About the exhibition
I got to know James Freeman during a period of time when I was doing a certain amount of front of house work at the fairs, mostly with the Transistor Project, and as a result of numerous conversations, we started to work together on occasional projects, including exhibiting work at the London Book Fair, and putting together this two man show, TouchScreen, at James’ Upper Street gallery in Islington.
His decision to juxtapose the work with Matt Small's highly textured paintings made for a combination that I think worked really well. There’s something compelling about combining two really quite dissimilar elements in a single space that allows each of them to spark off the other, to good effect.
It’s testimony to the gallery’s convincing curatorial approach that the show was featured as one of Mutual Art’s 10 exhibitions to see - you can view the feature on Mutual Art here ⟶
Work in situ
TouchScreen
Foreword by James Freeman, February 2014
Look around you in a public place, and almost everyone will be somewhere else, lost in their own virtual otherwhere.
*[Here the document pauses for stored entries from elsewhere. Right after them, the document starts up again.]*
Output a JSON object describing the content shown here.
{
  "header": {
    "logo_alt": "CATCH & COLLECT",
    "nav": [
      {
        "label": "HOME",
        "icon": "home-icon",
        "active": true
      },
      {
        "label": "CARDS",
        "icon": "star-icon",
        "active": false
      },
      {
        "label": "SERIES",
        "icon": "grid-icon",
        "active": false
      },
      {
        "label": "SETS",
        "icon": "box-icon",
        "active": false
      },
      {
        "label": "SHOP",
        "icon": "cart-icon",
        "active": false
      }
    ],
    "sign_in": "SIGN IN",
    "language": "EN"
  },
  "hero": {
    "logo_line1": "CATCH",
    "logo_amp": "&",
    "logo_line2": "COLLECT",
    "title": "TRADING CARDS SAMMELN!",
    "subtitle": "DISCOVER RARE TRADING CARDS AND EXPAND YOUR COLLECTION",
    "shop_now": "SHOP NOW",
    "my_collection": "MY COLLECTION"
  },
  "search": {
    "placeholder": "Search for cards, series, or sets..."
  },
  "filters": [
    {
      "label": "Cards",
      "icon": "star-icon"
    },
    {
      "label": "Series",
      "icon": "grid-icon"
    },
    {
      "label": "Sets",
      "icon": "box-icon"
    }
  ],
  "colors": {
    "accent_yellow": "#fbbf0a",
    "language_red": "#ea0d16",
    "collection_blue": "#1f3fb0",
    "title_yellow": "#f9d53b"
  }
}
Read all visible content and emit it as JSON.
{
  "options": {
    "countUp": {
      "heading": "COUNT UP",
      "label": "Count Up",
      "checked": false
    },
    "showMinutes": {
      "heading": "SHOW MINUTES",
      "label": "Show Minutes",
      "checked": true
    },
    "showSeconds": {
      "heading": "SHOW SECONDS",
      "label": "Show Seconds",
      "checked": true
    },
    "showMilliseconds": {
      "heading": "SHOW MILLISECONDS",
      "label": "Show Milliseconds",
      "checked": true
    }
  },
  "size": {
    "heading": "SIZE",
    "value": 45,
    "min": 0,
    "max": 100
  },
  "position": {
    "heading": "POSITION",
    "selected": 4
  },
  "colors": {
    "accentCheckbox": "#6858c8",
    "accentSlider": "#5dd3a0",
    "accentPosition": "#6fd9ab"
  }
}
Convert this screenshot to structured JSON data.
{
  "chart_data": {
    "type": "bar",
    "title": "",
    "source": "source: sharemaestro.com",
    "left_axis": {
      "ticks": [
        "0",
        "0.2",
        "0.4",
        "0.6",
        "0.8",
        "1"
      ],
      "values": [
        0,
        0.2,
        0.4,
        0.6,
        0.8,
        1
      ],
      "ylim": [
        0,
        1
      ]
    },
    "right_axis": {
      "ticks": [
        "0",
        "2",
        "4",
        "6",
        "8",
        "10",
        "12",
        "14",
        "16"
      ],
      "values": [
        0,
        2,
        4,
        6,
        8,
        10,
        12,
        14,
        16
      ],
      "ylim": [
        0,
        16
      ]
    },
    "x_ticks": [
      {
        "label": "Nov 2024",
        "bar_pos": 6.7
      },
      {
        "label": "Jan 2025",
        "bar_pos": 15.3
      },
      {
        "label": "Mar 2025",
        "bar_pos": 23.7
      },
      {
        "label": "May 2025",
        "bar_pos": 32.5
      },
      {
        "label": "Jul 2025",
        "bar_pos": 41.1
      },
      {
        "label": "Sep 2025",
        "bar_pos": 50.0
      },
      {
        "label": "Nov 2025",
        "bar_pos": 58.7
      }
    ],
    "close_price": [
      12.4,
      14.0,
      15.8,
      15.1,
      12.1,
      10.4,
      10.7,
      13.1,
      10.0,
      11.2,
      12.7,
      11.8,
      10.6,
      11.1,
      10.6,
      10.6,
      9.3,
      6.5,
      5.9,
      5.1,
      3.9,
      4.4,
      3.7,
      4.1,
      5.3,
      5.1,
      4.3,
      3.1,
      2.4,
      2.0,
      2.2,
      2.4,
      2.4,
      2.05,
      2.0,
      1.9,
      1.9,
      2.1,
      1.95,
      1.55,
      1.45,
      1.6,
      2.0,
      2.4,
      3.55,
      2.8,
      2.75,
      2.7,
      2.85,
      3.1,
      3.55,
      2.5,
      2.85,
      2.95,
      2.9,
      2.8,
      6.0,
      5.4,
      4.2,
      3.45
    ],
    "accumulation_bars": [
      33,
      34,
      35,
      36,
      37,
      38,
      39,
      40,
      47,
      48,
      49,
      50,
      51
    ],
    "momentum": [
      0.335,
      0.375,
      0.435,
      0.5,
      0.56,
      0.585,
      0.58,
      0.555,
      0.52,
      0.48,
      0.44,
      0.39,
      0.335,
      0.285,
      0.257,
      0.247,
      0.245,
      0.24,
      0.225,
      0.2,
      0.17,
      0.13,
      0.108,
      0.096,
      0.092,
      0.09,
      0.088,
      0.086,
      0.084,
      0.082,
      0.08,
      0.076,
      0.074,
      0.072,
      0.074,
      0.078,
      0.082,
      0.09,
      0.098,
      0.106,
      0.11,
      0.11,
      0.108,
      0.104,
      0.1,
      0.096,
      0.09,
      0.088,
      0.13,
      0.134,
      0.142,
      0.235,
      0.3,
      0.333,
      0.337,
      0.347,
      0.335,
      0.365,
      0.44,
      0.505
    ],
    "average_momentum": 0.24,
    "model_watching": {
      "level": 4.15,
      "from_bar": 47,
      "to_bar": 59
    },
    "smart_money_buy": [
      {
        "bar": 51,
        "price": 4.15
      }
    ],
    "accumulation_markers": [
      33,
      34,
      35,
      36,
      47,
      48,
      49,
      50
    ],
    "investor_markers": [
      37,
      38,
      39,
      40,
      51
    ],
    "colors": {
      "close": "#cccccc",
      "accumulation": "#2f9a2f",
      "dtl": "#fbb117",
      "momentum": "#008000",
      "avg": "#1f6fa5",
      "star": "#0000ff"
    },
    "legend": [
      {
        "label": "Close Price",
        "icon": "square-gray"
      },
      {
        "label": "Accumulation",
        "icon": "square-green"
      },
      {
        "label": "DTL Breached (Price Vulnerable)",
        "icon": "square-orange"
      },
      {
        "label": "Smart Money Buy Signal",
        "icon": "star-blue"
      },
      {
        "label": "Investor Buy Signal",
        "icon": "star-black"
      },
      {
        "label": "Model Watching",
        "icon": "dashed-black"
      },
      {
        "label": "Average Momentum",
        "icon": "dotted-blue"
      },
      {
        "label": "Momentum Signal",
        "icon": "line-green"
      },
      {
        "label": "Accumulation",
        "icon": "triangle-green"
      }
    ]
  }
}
This is the digital future: absent communication.
TouchScreen sets out to look at that gap we fall into between the physical and the virtual, using the work of two very different artists: Matthew Small, a painter of raw tactile portraits of urban youth, and Chuck Elliott, a digital artist who gives structure and colour to the digital ether. Somewhere in between is where we spend an increasing part of our lives - somewhere between touch and the screen.
Chuck Elliot’s digital paintings have a slickness and glow that is as enticing as a next gen smartphone. Chuck starts from a base of logical algorithms, and develops exquisite, lyrical patternings that glow in a myriad of vivid colours. A bit like music turned into light, his paintings have a hypnotic quality that somehow reflects how emotive technology has become a part of our daily lives. The impulse to connect, the desire to grab the phone and touch the screen: Chuck’s paintings are like the urge to slide into cyberspace.